Literature DB >> 10925299

The involvement of tyrosine kinases, cyclic AMP/protein kinase A, and p38 mitogen-activated protein kinase in IL-13-mediated arginase I induction in macrophages: its implications in IL-13-inhibited nitric oxide production.

C I Chang1, B Zoghi, J C Liao, L Kuo.   

Abstract

In macrophages, L-arginine can be used by NO synthase and arginase to form NO and urea, respectively. Therefore, activation of arginase may be an effective mechanism for regulating NO production in macrophages through substrate competition. Here, we examined whether IL-13 up-regulates arginase and thus reduces NO production from LPS-activated macrophages. The signaling molecules involved in IL-13-induced arginase activation were also determined. Results showed that IL-13 increased arginase activity through de novo synthesis of the arginase I mRNA and protein. The activation of arginase was preceded by a transient increase in intracellular cAMP, tyrosine kinase phosphorylation, and p38 mitogen-activated protein kinase (MAPK) activation. Exogenous cAMP also increased arginase activity and enhanced the effect of IL-13 on arginase induction.
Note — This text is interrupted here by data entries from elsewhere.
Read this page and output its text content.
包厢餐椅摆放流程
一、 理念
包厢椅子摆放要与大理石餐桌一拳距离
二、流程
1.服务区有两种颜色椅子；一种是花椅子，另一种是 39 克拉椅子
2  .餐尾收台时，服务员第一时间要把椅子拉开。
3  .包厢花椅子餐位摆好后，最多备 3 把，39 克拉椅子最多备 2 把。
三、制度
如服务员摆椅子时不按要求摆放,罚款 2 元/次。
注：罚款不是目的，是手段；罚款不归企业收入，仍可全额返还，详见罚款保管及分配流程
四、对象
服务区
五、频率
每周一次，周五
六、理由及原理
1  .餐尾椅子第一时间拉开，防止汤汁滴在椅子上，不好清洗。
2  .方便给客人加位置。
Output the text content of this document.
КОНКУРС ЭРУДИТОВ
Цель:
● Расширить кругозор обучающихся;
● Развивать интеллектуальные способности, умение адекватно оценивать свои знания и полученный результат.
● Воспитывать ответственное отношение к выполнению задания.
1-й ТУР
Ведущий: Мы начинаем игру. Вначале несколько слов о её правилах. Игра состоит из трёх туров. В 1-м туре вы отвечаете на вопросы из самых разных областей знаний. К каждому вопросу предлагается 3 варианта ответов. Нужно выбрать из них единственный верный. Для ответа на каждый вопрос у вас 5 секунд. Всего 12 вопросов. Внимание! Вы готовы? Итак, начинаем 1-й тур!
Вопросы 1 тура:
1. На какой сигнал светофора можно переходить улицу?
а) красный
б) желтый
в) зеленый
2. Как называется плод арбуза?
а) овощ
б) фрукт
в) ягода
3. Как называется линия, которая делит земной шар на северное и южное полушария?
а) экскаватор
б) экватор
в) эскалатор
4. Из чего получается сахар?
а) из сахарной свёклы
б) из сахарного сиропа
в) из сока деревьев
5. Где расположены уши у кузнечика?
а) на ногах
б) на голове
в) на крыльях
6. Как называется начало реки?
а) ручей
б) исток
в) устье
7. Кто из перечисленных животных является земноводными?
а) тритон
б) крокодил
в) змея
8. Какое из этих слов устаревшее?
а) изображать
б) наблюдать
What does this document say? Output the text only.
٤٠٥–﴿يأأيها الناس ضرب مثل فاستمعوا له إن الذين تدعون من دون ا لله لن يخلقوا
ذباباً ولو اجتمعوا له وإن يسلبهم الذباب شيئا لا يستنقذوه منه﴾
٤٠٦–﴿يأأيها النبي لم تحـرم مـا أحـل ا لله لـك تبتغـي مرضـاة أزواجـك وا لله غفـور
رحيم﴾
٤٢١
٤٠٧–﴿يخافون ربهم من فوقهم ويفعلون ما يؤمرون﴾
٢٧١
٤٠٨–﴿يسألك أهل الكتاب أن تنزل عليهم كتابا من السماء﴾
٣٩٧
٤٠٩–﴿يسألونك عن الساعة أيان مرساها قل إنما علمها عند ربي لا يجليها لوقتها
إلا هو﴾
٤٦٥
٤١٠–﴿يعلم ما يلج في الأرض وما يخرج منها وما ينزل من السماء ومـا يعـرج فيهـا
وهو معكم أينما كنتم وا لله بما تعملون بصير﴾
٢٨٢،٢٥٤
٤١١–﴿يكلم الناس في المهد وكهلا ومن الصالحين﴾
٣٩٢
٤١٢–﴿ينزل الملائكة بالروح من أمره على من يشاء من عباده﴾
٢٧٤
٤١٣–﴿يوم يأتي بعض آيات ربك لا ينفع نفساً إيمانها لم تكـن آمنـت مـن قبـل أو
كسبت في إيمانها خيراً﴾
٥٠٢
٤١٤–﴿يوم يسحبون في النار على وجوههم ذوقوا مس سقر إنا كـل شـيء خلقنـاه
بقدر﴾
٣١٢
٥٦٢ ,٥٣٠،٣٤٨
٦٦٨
The induction of arginase was abolished by a protein kinase A (PKA) inhibitor, KT5720, and was down-regulated by tyrosine kinase inhibitors and a p38 MAPK inhibitor, SB203580. However, inhibition of p38 MAPK had no effect on either the IL-13-increased intracellular cAMP or the exogenous cAMP-induced arginase activation, suggesting that p38 MAPK signaling is parallel to the cAMP/PKA pathway. Furthermore, the induction of arginase was insensitive to the protein kinase C and p44/p42 MAPK kinase inhibitors. Finally, IL-13 significantly inhibited NO production from LPS-activated macrophages, and this effect was reversed by an arginase inhibitor, L-norvaline. Together, these data demonstrate for the first time that IL-13 down-regulates NO production through arginase induction via cAMP/PKA, tyrosine kinase, and p38 MAPK signalings and underline the importance of arginase in the immunosuppressive activity of IL-13 in activated macrophages.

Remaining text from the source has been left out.